Sexual assault on college campuses and institutional initiatives to combat it

By: Simone Harstead, student at Beloit College

Last fall, the Association of American Universities conducted a national survey of 150,000 students from 27 colleges and found that 27.2 percent of women on college campuses are victims of unwanted sexual contact. 13.5% of respondents experienced unwanted penetration, attempted penetration, or forced oral sex.

This has been a longstanding problem and one that has only recently been addressed, but few numbers reported have been as high as those in the study. At some schools, such as Yale and the University of Michigan, the rates of sexual assault against women are above 34%.

A main concern of the study is the 19% response rate, a percentage that is particularly low. This has led some critics to claim that only those who have experienced sexual assault would answer, creating a problem for advocates. Another criticism is that what some may deem as sexual assault, such as light touching, is not universally agreed upon, and that the numbers are inflating the actual problem because of it.

Even if underreporting is present, one cannot deny the legitimacy of this problem that has become entrenched in our culture.
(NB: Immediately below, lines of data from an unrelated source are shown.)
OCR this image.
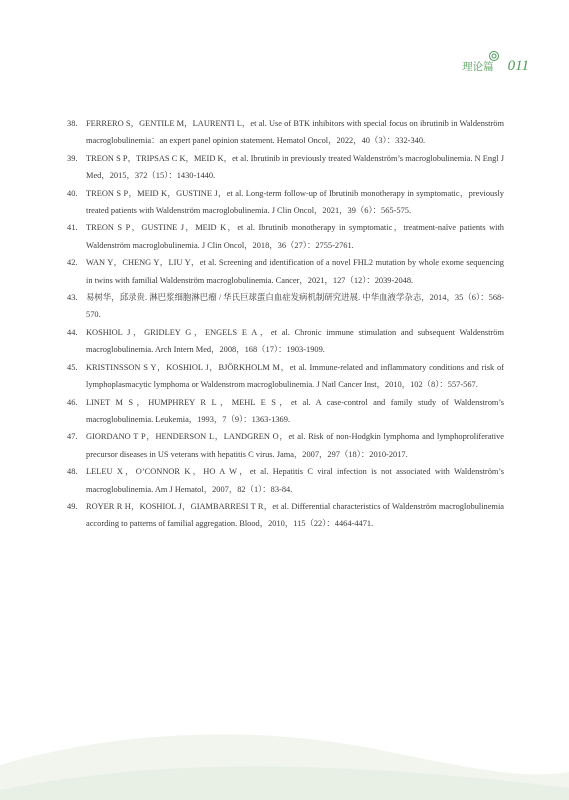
理论篇 011
38.	FERRERO S，GENTILE M，LAURENTI L，et al. Use of BTK inhibitors with special focus on ibrutinib in Waldenström macroglobulinemia：an expert panel opinion statement. Hematol Oncol，2022，40（3）：332-340.
39.	TREON S P，TRIPSAS C K，MEID K，et al. Ibrutinib in previously treated Waldenström’s macroglobulinemia. N Engl J Med，2015，372（15）：1430-1440.
40.	TREON S P，MEID K，GUSTINE J，et al. Long-term follow-up of Ibrutinib monotherapy in symptomatic，previously treated patients with Waldenström macroglobulinemia. J Clin Oncol，2021，39（6）：565-575.
41.	TREON S P，GUSTINE J，MEID K，et al. Ibrutinib monotherapy in symptomatic，treatment-naïve patients with Waldenström macroglobulinemia. J Clin Oncol，2018，36（27）：2755-2761.
42.	WAN Y，CHENG Y，LIU Y，et al. Screening and identification of a novel FHL2 mutation by whole exome sequencing in twins with familial Waldenström macroglobulinemia. Cancer，2021，127（12）：2039-2048.
43.	易树华，邱录贵. 淋巴浆细胞淋巴瘤 / 华氏巨球蛋白血症发病机制研究进展. 中华血液学杂志，2014，35（6）：568-570.
44.	KOSHIOL J，GRIDLEY G，ENGELS E A，et al. Chronic immune stimulation and subsequent Waldenström macroglobulinemia. Arch Intern Med，2008，168（17）：1903-1909.
45.	KRISTINSSON S Y，KOSHIOL J，BJÖRKHOLM M，et al. Immune-related and inflammatory conditions and risk of lymphoplasmacytic lymphoma or Waldenstrom macroglobulinemia. J Natl Cancer Inst，2010，102（8）：557-567.
46.	LINET M S，HUMPHREY R L，MEHL E S，et al. A case-control and family study of Waldenstrom’s macroglobulinemia. Leukemia，1993，7（9）：1363-1369.
47.	GIORDANO T P，HENDERSON L，LANDGREN O，et al. Risk of non-Hodgkin lymphoma and lymphoproliferative precursor diseases in US veterans with hepatitis C virus. Jama，2007，297（18）：2010-2017.
48.	LELEU X，O’CONNOR K，HO A W，et al. Hepatitis C viral infection is not associated with Waldenström’s macroglobulinemia. Am J Hematol，2007，82（1）：83-84.
49.	ROYER R H，KOSHIOL J，GIAMBARRESI T R，et al. Differential characteristics of Waldenström macroglobulinemia according to patterns of familial aggregation. Blood，2010，115（22）：4464-4471.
Regardless of the number of college or university sexual assaults, the issue is severe and should not be trivialized.

Recently, there has been an unprecedented national pushback on campus sexual assault and an increase in media coverage. Under the Obama Administration, the first ever White House task force on college sexual assault was created, and therefore indicated the severity of the problem. Campuses are beginning to address sexual assault more to reflect the needs of their students and communities.
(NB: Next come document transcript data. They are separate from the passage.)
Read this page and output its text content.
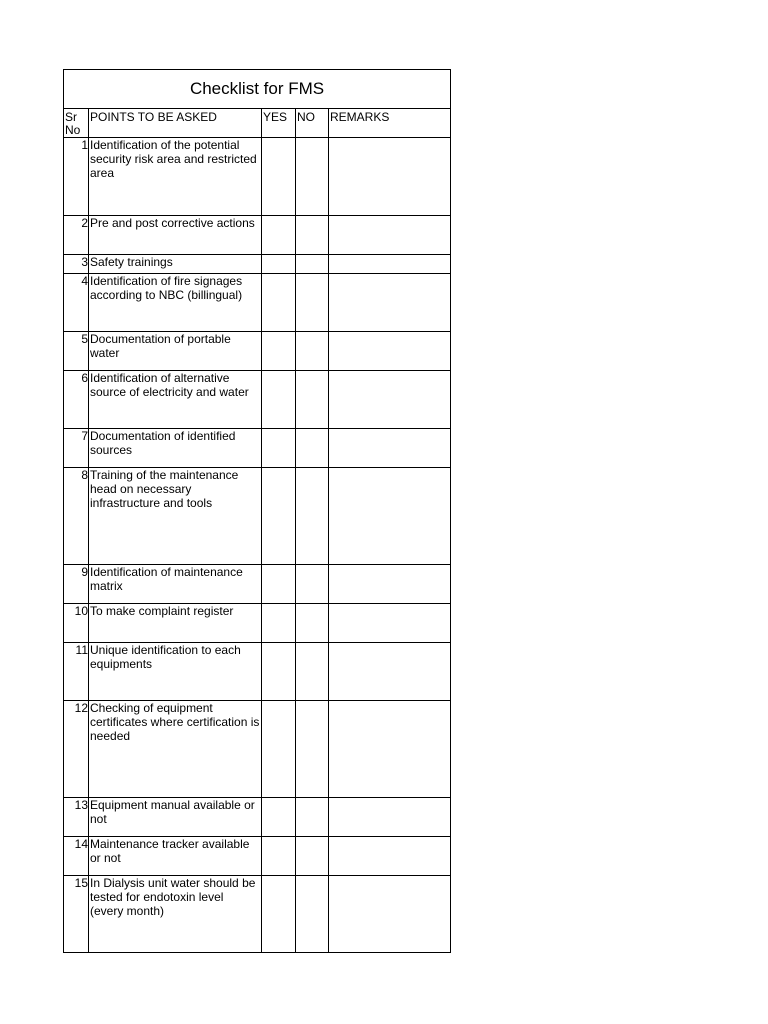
Checklist for FMS				
Sr No	POINTS TO BE ASKED	YES	NO	REMARKS
1	Identification of the potential security risk area and restricted area			
2	Pre and post corrective actions			
3	Safety trainings			
4	Identification of fire signages according to NBC (billingual)			
5	Documentation of portable water			
6	Identification of alternative source of electricity and water			
7	Documentation of identified sources			
8	Training of the maintenance head on necessary infrastructure and tools			
9	Identification of maintenance matrix			
10	To make complaint register			
11	Unique identification to each equipments			
12	Checking of equipment certificates where certification is needed			
13	Equipment manual available or not			
14	Maintenance tracker available or not			
15	In Dialysis unit water should be tested for endotoxin level (every month)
I go to school in Wisconsin, where there are many new initiatives to combat the rampant sexual assault on campuses. UW-Madison, a state university nearby, was one of the schools that participated in the survey.  They reported that 27.6% of women undergraduates experienced sexual assault while attending the institution. A large and significant component of sexual assault on their campus is alcohol. Women reported that in 76.1% of penetration by force incidents, the offender had been drinking alcohol.

In the past few years, UW-Madison has taken steps to combat this issue. Since last fall, a prevention program required for undergraduates titled “Tonight” addresses sexual assault, consent, and dating violence. Most recently, the university police department started a campaign, “Don’t Be That Guy,” focusing on the fact that perpetrators of rape and sexual assault are most usually people that know the victim and not the stereotypical serial rapist in the bushes. The campaign also urges students who know perpetrators to speak out and be an ally instead of silently condoning sexual assault.
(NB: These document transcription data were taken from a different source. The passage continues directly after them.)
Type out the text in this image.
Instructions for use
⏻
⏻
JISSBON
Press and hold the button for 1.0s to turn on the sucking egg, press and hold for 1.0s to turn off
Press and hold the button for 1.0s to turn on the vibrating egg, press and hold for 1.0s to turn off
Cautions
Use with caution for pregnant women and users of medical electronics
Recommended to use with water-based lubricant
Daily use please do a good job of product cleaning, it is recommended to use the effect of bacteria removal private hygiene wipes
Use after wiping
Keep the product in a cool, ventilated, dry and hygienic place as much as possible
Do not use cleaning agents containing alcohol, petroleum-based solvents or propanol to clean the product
Many other areas and schools have been responding to the presence of sexual assault. At the University of Wisconsin-Milwaukee, a Take Back the Night event was organized by students after a fraternity was suspended for slipping date rape drugs into drinks at a party. At Marquette University, various fraternities have been warned after reports of sexual misconduct and were required to undergo training through student misconduct channels. Many universities have included freshman initiatives, like UW-Madison, that outline consent and the sexual activity policy on campus.

After researching other universities, I became interested in the institution I attend, Beloit College. National conversations about sexual assault at small colleges are rare, and with a student body of 1,400, Beloit will most likely not be involved in nationwide surveys. Because the statistics aren’t as shocking or the school as well-known, the media is not as interested; however, sexual assault still happens everywhere. At my school, the topic has become ubiquitous and clearly something that needs to be addressed.

I spoke with Christina Klawitter, Beloit’s Dean of Students, about sexual assault on the campus. We looked into the most recent crime reports of the school, and there have not been more than nine rapes in a year in at least six years. Although that can appear to be a relatively low number, Klawitter expressed that in reality, it may be an underreported number and that she would rather see the numbers reported go up in order to gauge the prevalence of sexual assault and then be able to address the issue more effectively.

The Beloit College administration and community has put significant amounts of time and energy into combating this issue. About 20% of Klawitter’s time is dedicated to it, and she has helped with many new projects. She is currently teaching a class that I am enrolled in, What is sex for?, with the intention of analyzing the idea of a healthy sexuality and how we navigate it in college. Additionally, the Title IX Coordinator and Task force have begun an initiative that offers a developmentally based curriculum that fosters students’ sense of sexual agency, examine the relationship between alcohol and sexual assault, increase bystander awareness, and create an environment that is more effective when faced with sexual assault.

Students have integrated their own ideas as well: Caitlin Paterson, an honors-term student at Beloit College, founded Men Against Sexual Violence, which creates an environment with less sexual assault through discourse, education, and events. Students organized Take Back the Night events, conversations on sexual assault, and held a lecture with Jackson Katz, a speaker who emphasizes the importance of  intervention by men as bystanders to assault. There are now many spheres within the college that not only publicize the fact that there is a problem on our campus, but also how to eradicate it.

The Association of American Universities’ reports are undoubtedly alarming, but they the potential generate meaningful responses in our communities. Through the initiatives at Beloit College, and other universities in Wisconsin and around the nation, there will hopefully be short-term and long-term change that helps make campuses, and communities, a safer place.